全部の楽章に特徴的な色彩があって、場面を描きながら弾いていて、そのうち感情だけになってどんどん入り込んでいく曲。本当にドラマです。
(あ、ベートーヴェンが250歳の間に弾いたらいいんだ。あと1年ある!)

ピアニストの反田恭平さん、「ハンマークラヴィーアが20位にも入っていないのが納得いかない」って。
分かる~。29番ってピアノソナタ32曲の中のひとつの頂点ですよね。23番もだけど(あれは突出した作品と思っています)。
でも、31、32番が20位までに入っていたのは良かったな。30番も混ぜて欲しかったけれど。30-32番は3曲でひとつの曲ですものね。この3曲でもうピアノソナタは作るのをやめちゃったというのか、もう、行き着くところへ行き着いた感じ。そして、30番はまだ現世にいるけれど、32番に至ってはもう天国にいる。32番は私の中ではダンテの『神曲』なんです。第1楽章は地獄編、第2楽章は天国編。

『月光』をマイベストに選んだ人の言葉。
「同じ曲を聴いていて、その時の自分の状態によって全然違うように聞える、音楽の二面性・多面性でもあるけれど、同時にそれは自分自身に二面性があるから。この第1楽章は、自分のその時の状況によって、聞こえ方が違っていて、寄り添ってくれる音楽という気がする」と(言葉は正確ではありません)。
上手いこと仰るなぁ。まさにその通り。聴く人によって違う、んじゃなくて、自分自身でも違っている。その時々の感情に自然に寄り添う音楽、その多面性が音楽を始めとする藝術の素晴らしいところなのでしょう。

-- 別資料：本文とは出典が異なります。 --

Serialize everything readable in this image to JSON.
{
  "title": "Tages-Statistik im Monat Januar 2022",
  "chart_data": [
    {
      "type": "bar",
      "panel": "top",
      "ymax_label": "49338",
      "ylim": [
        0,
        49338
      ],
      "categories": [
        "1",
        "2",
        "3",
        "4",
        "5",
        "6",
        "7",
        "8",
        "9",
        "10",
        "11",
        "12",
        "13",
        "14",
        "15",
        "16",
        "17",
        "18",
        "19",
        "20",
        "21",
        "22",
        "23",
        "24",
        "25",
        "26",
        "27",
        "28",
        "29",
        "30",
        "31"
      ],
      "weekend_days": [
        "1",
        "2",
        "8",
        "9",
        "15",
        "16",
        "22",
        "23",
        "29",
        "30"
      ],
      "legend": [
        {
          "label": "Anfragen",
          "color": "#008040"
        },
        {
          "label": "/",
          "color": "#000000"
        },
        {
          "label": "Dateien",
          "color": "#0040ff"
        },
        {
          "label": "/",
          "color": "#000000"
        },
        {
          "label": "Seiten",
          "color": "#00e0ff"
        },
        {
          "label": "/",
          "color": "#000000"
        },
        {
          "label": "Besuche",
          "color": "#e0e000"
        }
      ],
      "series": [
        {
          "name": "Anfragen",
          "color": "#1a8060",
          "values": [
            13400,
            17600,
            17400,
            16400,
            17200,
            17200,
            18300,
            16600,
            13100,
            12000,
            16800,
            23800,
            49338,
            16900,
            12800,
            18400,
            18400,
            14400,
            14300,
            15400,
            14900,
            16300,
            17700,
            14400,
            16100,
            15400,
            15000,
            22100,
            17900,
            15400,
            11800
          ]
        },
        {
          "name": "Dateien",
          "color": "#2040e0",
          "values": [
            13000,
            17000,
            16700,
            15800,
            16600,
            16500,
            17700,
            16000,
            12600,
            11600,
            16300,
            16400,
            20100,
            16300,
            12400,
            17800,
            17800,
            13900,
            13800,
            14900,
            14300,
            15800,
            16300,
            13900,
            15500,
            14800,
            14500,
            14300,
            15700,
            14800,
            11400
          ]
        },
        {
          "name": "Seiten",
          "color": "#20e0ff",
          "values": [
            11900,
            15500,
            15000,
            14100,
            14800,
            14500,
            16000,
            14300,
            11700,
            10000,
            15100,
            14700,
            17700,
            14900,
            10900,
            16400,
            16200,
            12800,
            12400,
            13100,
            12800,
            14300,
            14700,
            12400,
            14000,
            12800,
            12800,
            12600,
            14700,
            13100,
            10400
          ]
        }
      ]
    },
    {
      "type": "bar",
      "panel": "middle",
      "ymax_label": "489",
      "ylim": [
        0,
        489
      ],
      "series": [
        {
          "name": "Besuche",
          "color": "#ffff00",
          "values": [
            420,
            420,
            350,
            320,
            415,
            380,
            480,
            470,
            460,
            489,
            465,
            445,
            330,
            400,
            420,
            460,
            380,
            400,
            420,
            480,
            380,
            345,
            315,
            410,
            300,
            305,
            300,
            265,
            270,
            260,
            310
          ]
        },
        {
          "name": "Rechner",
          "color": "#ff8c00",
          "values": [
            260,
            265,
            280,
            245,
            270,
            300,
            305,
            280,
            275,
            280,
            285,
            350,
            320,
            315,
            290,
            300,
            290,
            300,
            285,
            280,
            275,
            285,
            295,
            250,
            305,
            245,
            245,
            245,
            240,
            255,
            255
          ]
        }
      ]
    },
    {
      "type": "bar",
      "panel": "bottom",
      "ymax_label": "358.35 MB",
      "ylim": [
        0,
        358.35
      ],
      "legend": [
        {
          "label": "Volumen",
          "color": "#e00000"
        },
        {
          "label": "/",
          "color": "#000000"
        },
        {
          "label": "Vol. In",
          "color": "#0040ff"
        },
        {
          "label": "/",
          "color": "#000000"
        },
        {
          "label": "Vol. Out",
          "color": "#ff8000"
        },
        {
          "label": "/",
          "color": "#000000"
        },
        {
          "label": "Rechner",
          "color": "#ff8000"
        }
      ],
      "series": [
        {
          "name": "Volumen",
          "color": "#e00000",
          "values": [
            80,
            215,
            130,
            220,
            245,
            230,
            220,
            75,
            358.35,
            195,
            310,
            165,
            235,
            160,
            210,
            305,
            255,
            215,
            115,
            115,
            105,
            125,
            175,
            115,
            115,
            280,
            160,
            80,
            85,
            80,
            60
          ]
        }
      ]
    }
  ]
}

私は、すべてのピアノ曲の中でも『熱情』が好きで、この「自分の何かもをぶちまけた」感情の強さ・激しさにものすごく惹かれています。11位でした。自分では一生弾けないけど、ものすごく憧れる。
そして、10位以内に入っていた他の曲は、『エリーゼのために』。あぁ、これは納得です。この間、久しぶりに弾いてみました。久しぶりって40年ぶり以上ですけど^^; で、撃沈しました。もっと弾けるかと思っていたら、実はかなり難しい。改めて先生にいつかちゃんとレッスンしてもらおう。大人なエリーゼのために、ね。
あとは協奏曲では『皇帝』ですね。はい、何を隠そう、慎一のデビューはこれでした。ほとんどスケールのような曲なのに、なんだかすさまじくドラマティック。個人的には協奏曲は4番が好きです。

ところで、自分のベストベートーヴェン 
って選べる? 
無理だなぁ。無理よね。うん。無理よ。